Il 34% dell’Italia è in smart working, ma la strada da fare è comunque tantissima.
“Work-life balance e gender gap. La vera sfida per il futuro del lavoro”, edizione 2021. In Italia 10 milioni di risorse sono in smart working, ma la qualità del lavoro in generale resta bassa. C’è molta strada da fare per il lavoro da casa, il lavoro ibrido e il lavoro in presenza.
Torna il Report di ricerca sull’analisi sulle sfide e le tendenze del mondo del lavoro dopo la pandemia: “WORK-LIFE BALANCE e GENDER GAP. La vera sfida per il futuro del lavoro”, giunto alla 12esima edizione e curato dal Prof. Valerio Mancini, Direttore del Rome Business School Research Center. La ricerca, rispetto all’edizione 2020, evidenzia la crescita esponenziale del lavoro agile, oltre che nel privato, anche nel settore pubblico, ma colloca ancora l’Italia agli ultimi posti tra i paesi industrializzati per la qualità dell’impiego.
Quest’anno il report della Rome Business School certifica che della forza lavora italiana, ben 10 i milioni di professionisti sono passati in modalità lavoro da casa, nel computo totale tra settore pubblico e privato. Se il dato sembra prefigurare un veloce adattamento “quantitativo” del nostro Paese al flexible working, la realtà è diversa: l’Italia agli ultimi posti tra i paesi industrializzati per la qualità dell’impiego.
Lo studio sottolinea che la percentuale di smartworker è arrivata al 34% sul totale degli occupati. La ripartizione tra pubblico e privato è così suddivisa:
- 7 milioni appartengono al settore privato;
- 2 milioni lavorano nella Pubblica Amministrazione.
Ma l’aspetto che più ci ha colpito è quello che certifica come il <<il 74% degli italiani ha l’imminente necessità di ricevere una formazione sulle potenzialità dello smart working e sulla digitalizzazione del lavoro” per tutelare il benessere personale e familiare e, affinché il lavoro agile sia una vera opportunità e non una condizione penalizzante e ancor più difficile da inserire in un contesto di vita familiare. Il 61% delle famiglie ritiene che il lavoro da casa debba essere riorganizzato lasciando al lavoratore stesso la possibilità di decidere se, quando e dove effettuarlo>>.
Lo studio ci riporta alla mente quanto avevamo affermato nell’articolo Dc Group dello scorso anno sul report, ovvero che la produttività, il benessere, l’autonomia di una risorsa deriva dalla capacità di assicurare ai lavoratori un equilibrio tra lavoro e vita privata e questo vale sia per il comparto pubblico che per la Pa.

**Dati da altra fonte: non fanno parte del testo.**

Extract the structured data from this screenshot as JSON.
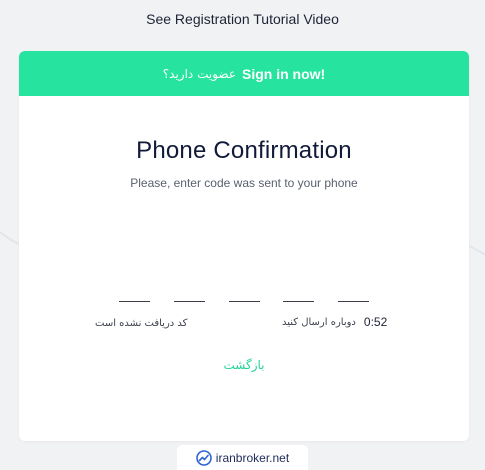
{
  "top_link": "See Registration Tutorial Video",
  "banner": {
    "persian_text": "عضویت دارید؟",
    "signin_label": "Sign in now!"
  },
  "confirm": {
    "title": "Phone Confirmation",
    "subtitle": "Please, enter code was sent to your phone",
    "otp_slots": [
      "",
      "",
      "",
      "",
      ""
    ],
    "no_code_text": "کد دریافت نشده است",
    "resend_text": "دوباره ارسال کنید",
    "timer": "0:52",
    "back_text": "بازگشت"
  },
  "brand": {
    "text": "iranbroker.net",
    "icon": "trend-chart-icon"
  },
  "colors": {
    "accent": "#26e39f",
    "title": "#121a3a"
  }
}
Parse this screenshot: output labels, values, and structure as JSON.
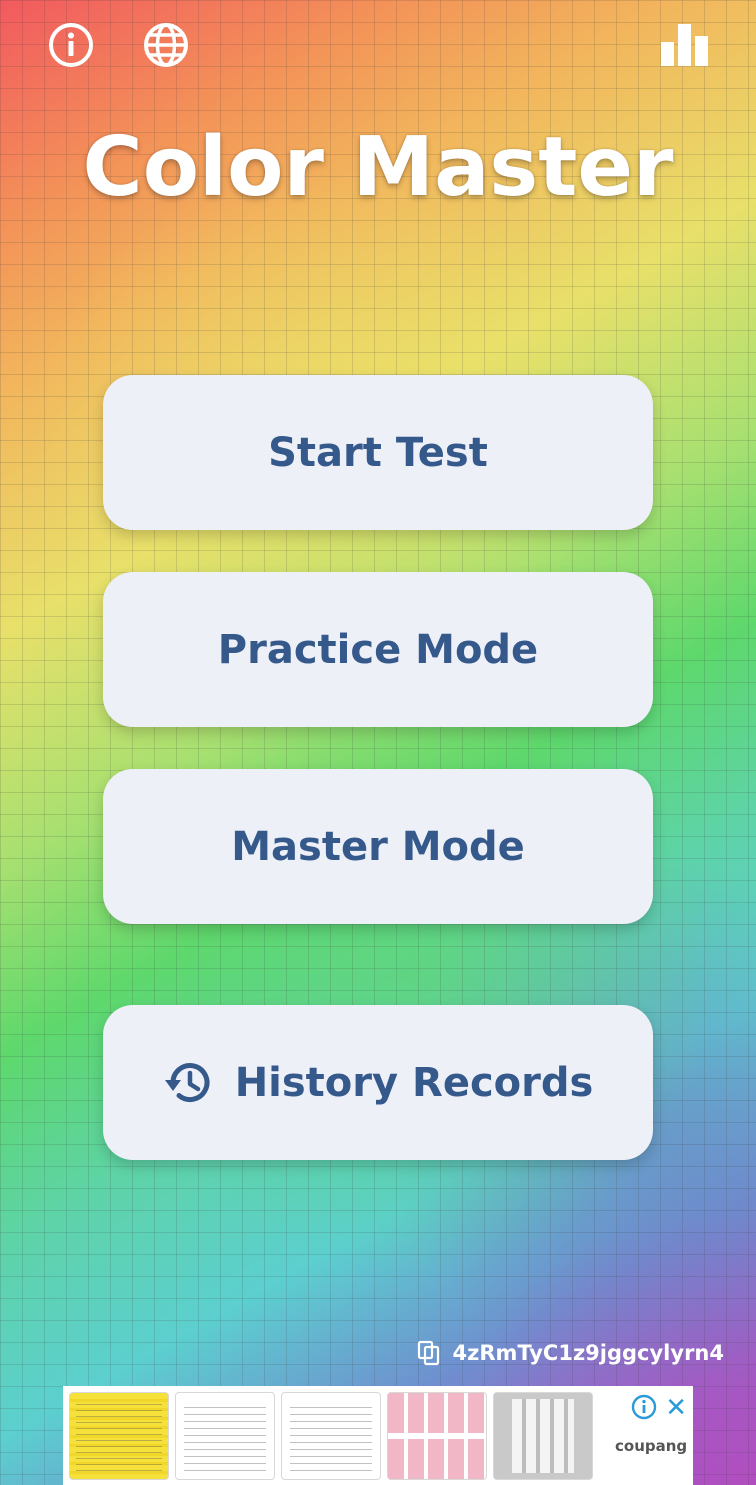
{
  "app": {
    "title": "Color Master"
  },
  "topbar": {
    "icons": [
      "info-icon",
      "globe-icon",
      "bar-chart-icon"
    ]
  },
  "menu": {
    "start_test": "Start Test",
    "practice_mode": "Practice Mode",
    "master_mode": "Master Mode",
    "history_records": "History Records",
    "history_icon": "history-icon"
  },
  "user_code": {
    "value": "4zRmTyC1z9jggcylyrn4",
    "icon": "copy-icon"
  },
  "ad": {
    "brand": "coupang",
    "icons": [
      "ad-info-icon",
      "ad-close-icon"
    ]
  },
  "colors": {
    "button_bg": "#eef0f8",
    "button_text": "#34598a",
    "title_text": "#ffffff"
  }
}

Investire in Work-life migliora le prestazioni professionali e la produttività più di altre varianti, come l’aumento di salari e bonus, pensate quanto incide nella testa di un lavoratore la consapevolezza di poter curare lavoro e sfera privata nei tempi che desidera o che reputa congrui.
Il report analizza anche un altro aspetto importante che riguarda il tentativo delle aziende italiane di ridurre il gender gap sul lavoro, la disparità di genere di cui si parla molto anche in queste ore perché inserita in diverse misure contenute nel Recovery Plan, le iniziative del Governo italiano che sfruttano i tanti fondi europei previsti per la ripartenza dalla pandemia. <<Rispetto a quest’ultimo punto, i dati analizzati mettono in luce come l’impatto del coronavirus abbia pesato particolarmente sulle donne in termini di partecipazione economica, anche per questioni legate alla gestione quotidiana della vita familiare>>.
I redditi femminili restano in più bassi di quasi il 43% rispetto a quelli degli uomini, anche se gli ultimi dati del World Economic Forum registrano un miglioramento per l’Italia, passando dal 76esimo posto del 2020 al 62esimo su 156 economie studiate.
Insomma, la strada da fare è molta e piena di tappe intermedie, ma con lo sforzo di tutti gli attori in campo possiamo percorrerla fino a destinazione!